I mean, if they increase the tax, and/or International players ask for more based on actual vs. predictive performance, teams are probably going to hand out more cash for less players - less risk high reward players - than sign a whole lot of players with lots of question marks.
This could then lead to a reduction of International player signings and a focus on more homegrown-cost controlled players.
jsdspud
3/02
Any QO system is going to hurt the middle tier players the most. The top free agents will always get their money (Price & Heyward). The lower tier guys will try to hang on for deals close to the minimum.

It is known as the Desmond problem because he failed to take $15M when he was coming off a down year.
ofMontreal
3/02
I completely agree that tying draft pool money is the real issue and an easy fix. Teams will be perfectly happy to sign QO FA's if they still get some dough to spend on picks.
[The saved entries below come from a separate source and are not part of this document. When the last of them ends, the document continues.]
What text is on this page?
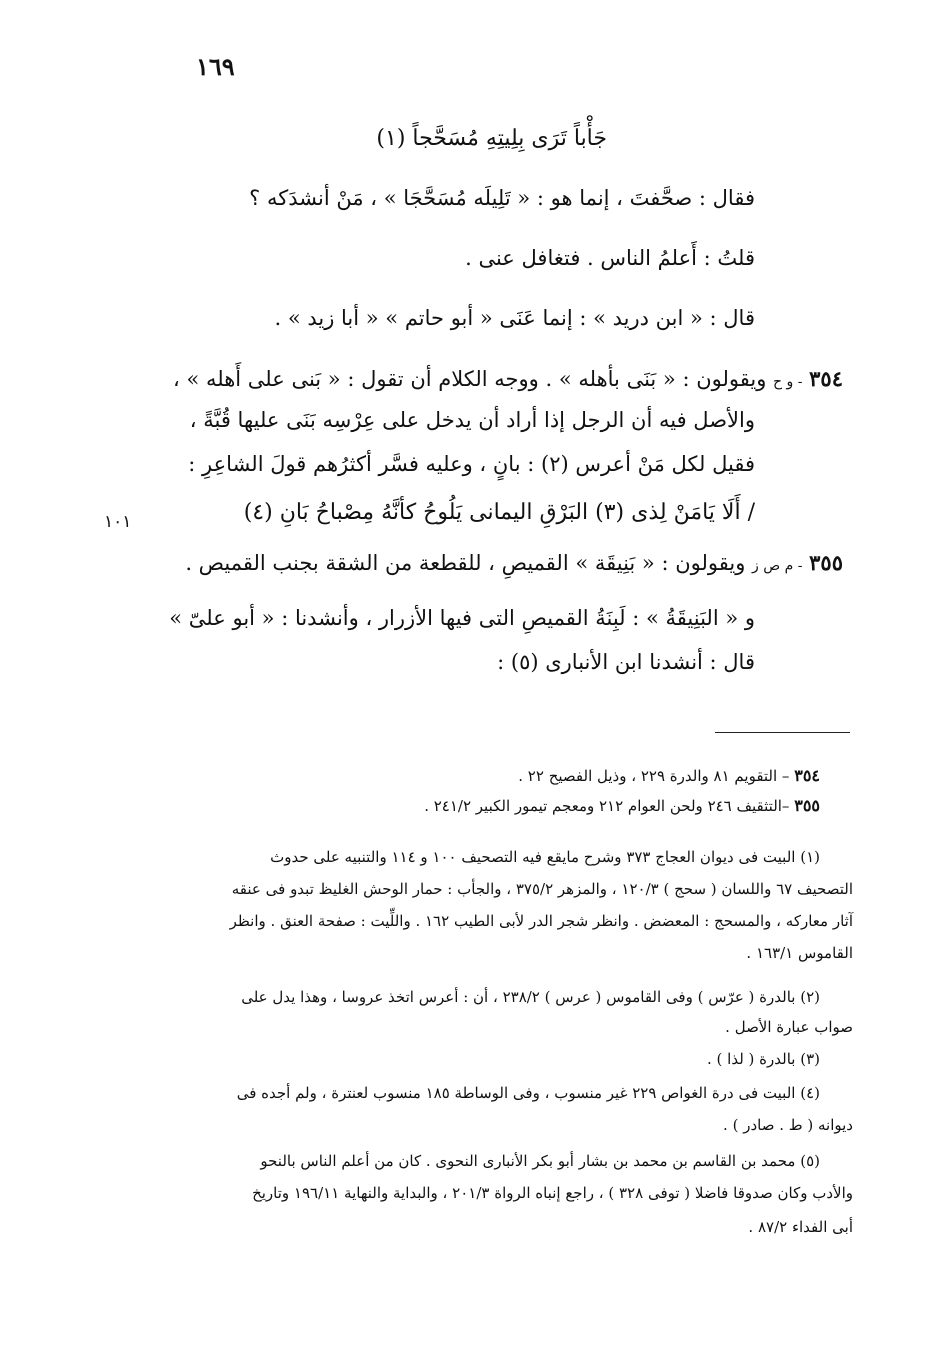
١٦٩
جَأْباً تَرَى بِلِيتِهِ مُسَحَّجاً (١)
فقال : صحَّفتَ ، إنما هو : « تَلِيلَه مُسَحَّجَا » ، مَنْ أنشدَكه ؟
قلتُ : أَعلمُ الناس . فتغافل عنى .
قال : « ابن دريد » : إنما عَنَى « أبو حاتم » « أبا زيد » .
٣٥٤ - و ح ويقولون : « بَنَى بأهله » . ووجه الكلام أن تقول : « بَنى على أَهله » ،
والأصل فيه أن الرجل إذا أراد أن يدخل على عِرْسِه بَنَى عليها قُبَّةً ،
فقيل لكل مَنْ أعرس (٢) : بانٍ ، وعليه فسَّر أكثرُهم قولَ الشاعِرِ :
/ أَلَا يَامَنْ لِذى (٣) البَرْقِ اليمانى يَلُوحُ كأنَّهُ مِصْباحُ بَانِ (٤)
١٠١
٣٥٥ - م ص ز ويقولون : « بَنِيقَة » القميصِ ، للقطعة من الشقة بجنب القميص .
و « البَنِيقَةُ » : لَبِنَةُ القميصِ التى فيها الأزرار ، وأنشدنا : « أبو علىّ »
قال : أنشدنا ابن الأنبارى (٥) :
٣٥٤ – التقويم ٨١ والدرة ٢٢٩ ، وذيل الفصيح ٢٢ .
٣٥٥ –التثقيف ٢٤٦ ولحن العوام ٢١٢ ومعجم تيمور الكبير ٢٤١/٢ .
(١) البيت فى ديوان العجاج ٣٧٣ وشرح مايقع فيه التصحيف ١٠٠ و ١١٤ والتنبيه على حدوث
التصحيف ٦٧ واللسان ( سحج ) ١٢٠/٣ ، والمزهر ٣٧٥/٢ ، والجأب : حمار الوحش الغليظ تبدو فى عنقه
آثار معاركه ، والمسحج : المعضض . وانظر شجر الدر لأبى الطيب ١٦٢ . واللِّيت : صفحة العنق . وانظر
القاموس ١٦٣/١ .
(٢) بالدرة ( عرّس ) وفى القاموس ( عرس ) ٢٣٨/٢ ، أن : أعرس اتخذ عروسا ، وهذا يدل على
صواب عبارة الأصل .
(٣) بالدرة ( لذا ) .
(٤) البيت فى درة الغواص ٢٢٩ غير منسوب ، وفى الوساطة ١٨٥ منسوب لعنترة ، ولم أجده فى
ديوانه ( ط . صادر ) .
(٥) محمد بن القاسم بن محمد بن بشار أبو بكر الأنبارى النحوى . كان من أعلم الناس بالنحو
والأدب وكان صدوقا فاضلا ( توفى ٣٢٨ ) ، راجع إنباه الرواة ٢٠١/٣ ، والبداية والنهاية ١٩٦/١١ وتاريخ
أبى الفداء ٨٧/٢ .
It's a way of keeping the game healthy.

A bigger problem that is tied to this is roster management. With almost every team carrying 13 pitchers, there is 30-50 less jobs for position players(!). Which is just as big a factor in this equation as QO. It is arguable that now that the strategy of max pitcher matchup is unified across the league, the advantage will shift to teams willing to carry one or two extra bench bats (imagine!) so that they can combat the switches effectively. I'd love to see you address this in a deeper fashion. Good article!
mbodell
3/07
To discourage tanking, switch to draft pick order (and draft pool money and other things that today use reverse order) being the non-playoff team with the *most wins* gets to pick first, and then go down in number of wins. There is still turn over because the non-playoff teams pick before the playoff teams. If you want, make it a lottery, but again give more balls to the teams that win more - at least the non-playoff teams that win more. This structure makes tanking much less attractive.